L'arme d'épaule est utilisée pour la chasse
L'arme d'épaule est utilisée pour la chasse Photo: La Presse canadienne / Sean Kilpatrick
Radio-Canada

Ottawa aura attendu moins d'une semaine avant d'appliquer le jugement de la Cour suprême qui l'autorise à détruire les données québécoises du registre fédéral des armes d'épaule. Les forces de l'ordre n'y avaient déjà plus accès aujourd'hui, ont indiqué des sources à Radio-Canada.

Le processus technique visant à supprimer totalement les données est en cours et se terminera le 12 avril.

Les députés de l'Assemblée nationale se sont opposés à l'unanimité contre cette destruction des données provinciales en adoptant une motion lundi. 

Depuis que le gouvernement Harper a annoncé son intention de détruire le registre fédéral, Québec a tenté de récupérer les renseignements sur les propriétaires québécois d'armes de chasse afin de créer son propre registre. 

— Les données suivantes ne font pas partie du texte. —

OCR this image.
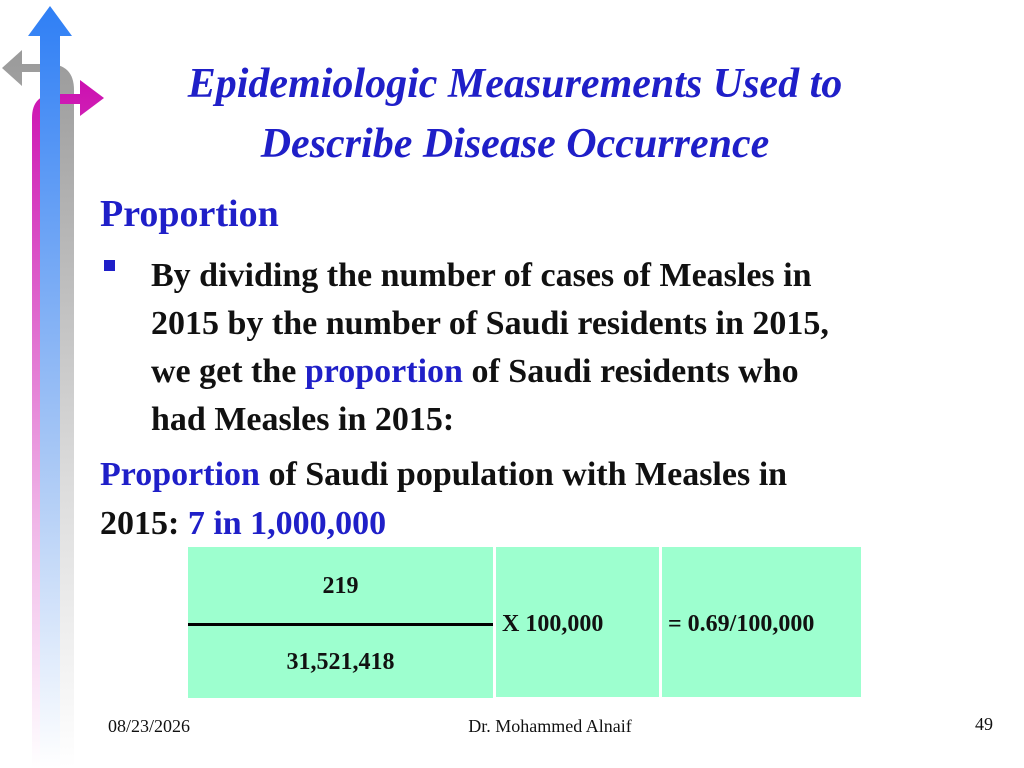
Epidemiologic Measurements Used to
Describe Disease Occurrence
Proportion
By dividing the number of cases of Measles in
2015 by the number of Saudi residents in 2015,
we get the proportion of Saudi residents who
had Measles in 2015:
Proportion of Saudi population with Measles in
2015: 7 in 1,000,000
219
31,521,418
X 100,000	= 0.69/100,000
08/23/2026	Dr. Mohammed Alnaif	49
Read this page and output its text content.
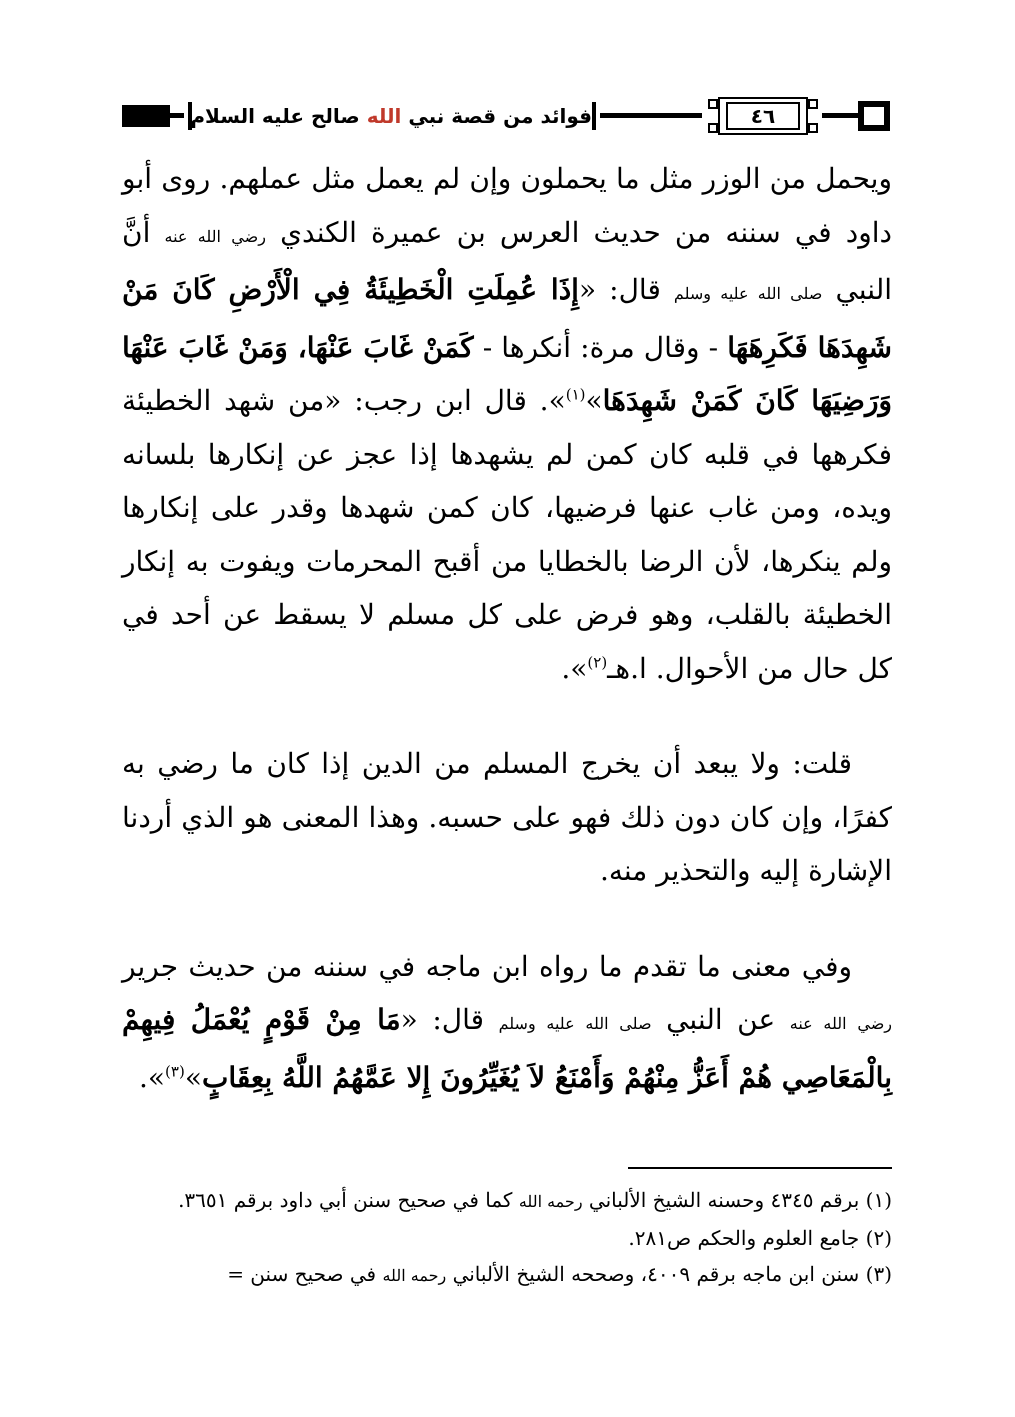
فوائد من قصة نبي الله صالح عليه السلام	٤٦

ويحمل من الوزر مثل ما يحملون وإن لم يعمل مثل عملهم. روى أبو داود في سننه من حديث العرس بن عميرة الكندي رضي الله عنه أنَّ النبي صلى الله عليه وسلم قال: «إِذَا عُمِلَتِ الْخَطِيئَةُ فِي الْأَرْضِ كَانَ مَنْ شَهِدَهَا فَكَرِهَهَا - وقال مرة: أنكرها - كَمَنْ غَابَ عَنْهَا، وَمَنْ غَابَ عَنْهَا وَرَضِيَهَا كَانَ كَمَنْ شَهِدَهَا»$^{(١)}$». قال ابن رجب: «من شهد الخطيئة فكرهها في قلبه كان كمن لم يشهدها إذا عجز عن إنكارها بلسانه ويده، ومن غاب عنها فرضيها، كان كمن شهدها وقدر على إنكارها ولم ينكرها، لأن الرضا بالخطايا من أقبح المحرمات ويفوت به إنكار الخطيئة بالقلب، وهو فرض على كل مسلم لا يسقط عن أحد في كل حال من الأحوال. ا.هـ$^{(٢)}$».

قلت: ولا يبعد أن يخرج المسلم من الدين إذا كان ما رضي به كفرًا، وإن كان دون ذلك فهو على حسبه. وهذا المعنى هو الذي أردنا الإشارة إليه والتحذير منه.

وفي معنى ما تقدم ما رواه ابن ماجه في سننه من حديث جرير رضي الله عنه عن النبي صلى الله عليه وسلم قال: «مَا مِنْ قَوْمٍ يُعْمَلُ فِيهِمْ بِالْمَعَاصِي هُمْ أَعَزُّ مِنْهُمْ وَأَمْنَعُ لاَ يُغَيِّرُونَ إِلا عَمَّهُمُ اللَّهُ بِعِقَابٍ»$^{(٣)}$».

(١) برقم ٤٣٤٥ وحسنه الشيخ الألباني رحمه الله كما في صحيح سنن أبي داود برقم ٣٦٥١.

(٢) جامع العلوم والحكم ص٢٨١.

(٣) سنن ابن ماجه برقم ٤٠٠٩، وصححه الشيخ الألباني رحمه الله في صحيح سنن =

Le gouvernement fédéral maintenait toutefois que les provinces ne sont pas propriétaires des données du registre, malgré la contribution financière de leurs citoyens par leurs impôts et le fait que sa gestion et son maintien aient été conjoints.

Dans une décision rendue vendredi, le plus haut tribunal du pays a indiqué que le gouvernement fédéral n'empiète pas sur les pouvoirs du Québec en légiférant pour détruire les fichiers du registre des armes d'épaule. Les données des autres provinces ont d'ailleurs été détruites en 2012. 

Malgré ce revers, Québec a confirmé vendredi dernier qu'il créerait son propre registre, un projet estimé à 30 millions de dollars. L'initiative est appuyée par tous les partis d'opposition.

Un projet de loi à ce sujet pourrait être déposé d'ici la fin de la session parlementaire, a déjà indiqué le gouvernement.